В течение некоторого времени долги погашались, правда неумело и с большим убытком, но затем при Альбрехте II погашение, можно сказать, свелось на нет, едва успевали кое-как заткнуть зияющие дыры в бюджете новыми займами
Словом, наш кредит был подорван, бумаги котировались значительно ниже номинала, и хотя ландтаг, возможно, охотнее пошел бы на новый заем, чем на новые налоги, условия, предложенные нам, сделали бы размещение займа чрезвычайно трудным, вернее, просто невозможным. Ибо в довершение несчастья как раз сейчас повсеместно испытывали до сих пор еще памятную экономическую депрессию и нехватку денег.
Что сделать, чтобы почувствовать твердую почву под ногами? Куда обратиться, чтоб утолить снедающий нас денежный голод? Уже давно подымался вопрос о том, чтобы продать в данное время не разрабатываемые серебряные рудники и употребить вырученную сумму на погашение высокопроцентных займов. Но при существующем положении вещей сделка была бы заключена на невыгодных условиях, государство даже не вернуло бы вложенного в рудники капитала и в то же время раз навсегда отказалось бы от дохода, все же рано или поздно возможного; да и покупателя не так-то легко было найти. Была такая минута — минута душевной слабости, — когда возникла даже мысль о продаже казенных лесов. Но надо тут же сказать, что нашлось достаточно здравомыслящих людей, воспрепятствовавших передаче наших лесов в частную собственность.
Дабы ничего не утаить, скажем, что ходили слухи и о других продажах, слухи, судя по которым можно было думать, что при создавшихся затруднительных обстоятельствах посягнут даже на то достояние, которое народ в своем благоговении почитал неподвластным превратностям судьбы. «Курьер», в привычки которого не входило из чувства деликатности умалчивать о какой-либо новости, первый сообщил о будто бы предполагаемой продаже двух загородных великогерцогских дворцов Монплезира и Отрады. Принимая во внимание, что августейшая семья теперь не пользуется обоими дворцами для своего местопребывания, а на содержание их с каждым годом требуются все большие суммы, удельное ведомство будто бы дало распоряжение соответствующим учреждениям предпринять шаги к их продаже. Что это означало? Разумеется, в данном случае дело обстояло совсем не так, как при продаже Дельфиненорта, которая состоялась на исключительно благоприятных и выгодных условиях и, несомненно, была актом государственной мудрости. Люди, не стесняющиеся называть вещи их именами, чего избегают люди с тонкой душевной организацией, утверждали, что управление придворными финансами в безвыходном положении, что его осаждают своими требованиями потерявшие терпение кредиторы, иначе оно не решилось бы на такую продажу.

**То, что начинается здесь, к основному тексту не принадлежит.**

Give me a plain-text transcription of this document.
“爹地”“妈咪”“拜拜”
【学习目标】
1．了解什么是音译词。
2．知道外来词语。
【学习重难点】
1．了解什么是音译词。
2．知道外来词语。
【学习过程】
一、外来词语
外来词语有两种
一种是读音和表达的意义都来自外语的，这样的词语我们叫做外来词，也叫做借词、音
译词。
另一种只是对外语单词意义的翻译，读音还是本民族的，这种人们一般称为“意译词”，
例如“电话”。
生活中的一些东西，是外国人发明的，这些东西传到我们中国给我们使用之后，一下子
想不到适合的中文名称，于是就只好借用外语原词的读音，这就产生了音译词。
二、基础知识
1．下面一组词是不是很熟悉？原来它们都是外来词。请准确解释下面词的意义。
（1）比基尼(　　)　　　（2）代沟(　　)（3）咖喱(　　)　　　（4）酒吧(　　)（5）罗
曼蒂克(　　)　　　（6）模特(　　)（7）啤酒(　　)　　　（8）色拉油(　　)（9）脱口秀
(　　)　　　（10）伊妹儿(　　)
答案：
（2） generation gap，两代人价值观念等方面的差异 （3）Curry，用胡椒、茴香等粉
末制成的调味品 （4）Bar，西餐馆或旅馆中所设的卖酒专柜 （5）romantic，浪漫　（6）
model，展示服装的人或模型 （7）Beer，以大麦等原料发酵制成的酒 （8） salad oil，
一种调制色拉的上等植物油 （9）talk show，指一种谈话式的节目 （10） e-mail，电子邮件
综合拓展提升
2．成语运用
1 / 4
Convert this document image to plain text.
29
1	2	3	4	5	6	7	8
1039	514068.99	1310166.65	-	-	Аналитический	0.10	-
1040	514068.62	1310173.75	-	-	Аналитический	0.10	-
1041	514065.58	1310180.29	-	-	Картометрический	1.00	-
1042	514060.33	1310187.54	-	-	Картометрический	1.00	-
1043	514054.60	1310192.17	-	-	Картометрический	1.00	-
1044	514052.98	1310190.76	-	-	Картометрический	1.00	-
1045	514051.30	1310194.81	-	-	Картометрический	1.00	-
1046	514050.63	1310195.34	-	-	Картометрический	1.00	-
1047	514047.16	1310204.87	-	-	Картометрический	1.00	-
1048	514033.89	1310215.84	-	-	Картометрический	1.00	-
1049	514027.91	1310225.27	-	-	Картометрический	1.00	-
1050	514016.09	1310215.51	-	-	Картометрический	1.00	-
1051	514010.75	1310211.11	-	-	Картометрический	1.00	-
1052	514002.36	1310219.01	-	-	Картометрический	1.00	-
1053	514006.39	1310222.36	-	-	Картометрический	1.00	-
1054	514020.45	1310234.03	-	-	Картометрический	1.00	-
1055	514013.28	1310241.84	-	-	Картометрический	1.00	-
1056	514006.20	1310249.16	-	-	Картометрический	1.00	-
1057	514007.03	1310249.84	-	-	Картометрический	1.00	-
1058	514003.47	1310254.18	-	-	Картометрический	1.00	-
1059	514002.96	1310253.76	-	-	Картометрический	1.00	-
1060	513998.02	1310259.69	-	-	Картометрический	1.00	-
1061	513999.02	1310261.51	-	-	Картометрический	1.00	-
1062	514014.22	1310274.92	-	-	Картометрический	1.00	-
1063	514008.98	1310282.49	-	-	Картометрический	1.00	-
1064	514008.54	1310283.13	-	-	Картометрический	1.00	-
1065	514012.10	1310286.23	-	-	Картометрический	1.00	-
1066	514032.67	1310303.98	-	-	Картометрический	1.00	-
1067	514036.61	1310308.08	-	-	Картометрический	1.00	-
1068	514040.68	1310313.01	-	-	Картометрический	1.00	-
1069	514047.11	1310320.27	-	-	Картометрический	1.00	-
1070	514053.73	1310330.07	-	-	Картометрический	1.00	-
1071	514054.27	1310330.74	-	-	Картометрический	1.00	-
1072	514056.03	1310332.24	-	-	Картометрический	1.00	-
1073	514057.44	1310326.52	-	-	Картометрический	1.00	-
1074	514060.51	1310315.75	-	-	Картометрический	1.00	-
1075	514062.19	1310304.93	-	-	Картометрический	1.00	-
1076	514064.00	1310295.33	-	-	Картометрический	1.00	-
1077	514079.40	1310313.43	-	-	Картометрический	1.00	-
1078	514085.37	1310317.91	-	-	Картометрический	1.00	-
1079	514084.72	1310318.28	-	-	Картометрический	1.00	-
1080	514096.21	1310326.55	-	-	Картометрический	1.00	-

Как далеко зашло дело? В чьи руки попадут дворцы? Как раз благожелательные люди, которые и задавали эти вопросы, были склонны верить еще одной, по их мнению, утешительной версии, распускаемой не в меру осведомленными умниками: и на сей раз покупатель не кто иной, как Самуэль Шпельман, — это было голословное, с потолка взятое утверждение, но по нему можно судить, какую роль в воображении народа играет этот нелюдимый и больной человечек, поселившийся у нас со своим лейб-медиком, электрическим органом и собранием стекла.
По мановению его руки восстал из запустения дворец с колоннами, сводчатыми окнами и резными гирляндами, в котором он теперь жил с княжеской роскошью. Видели его редко: он лежал, обложенный припарками. Зато видели его дочь, усердно изучавшую алгебру, экзотическую девушку с капризным подвижным лицом, недосягаемую, как королева, в компаньонках у нее была графиня, а сама она однажды гневно и смело отстранила караул, преградивший ей дорогу, — видели ее, а рядом с ней видели иногда и принца Клауса-Генриха.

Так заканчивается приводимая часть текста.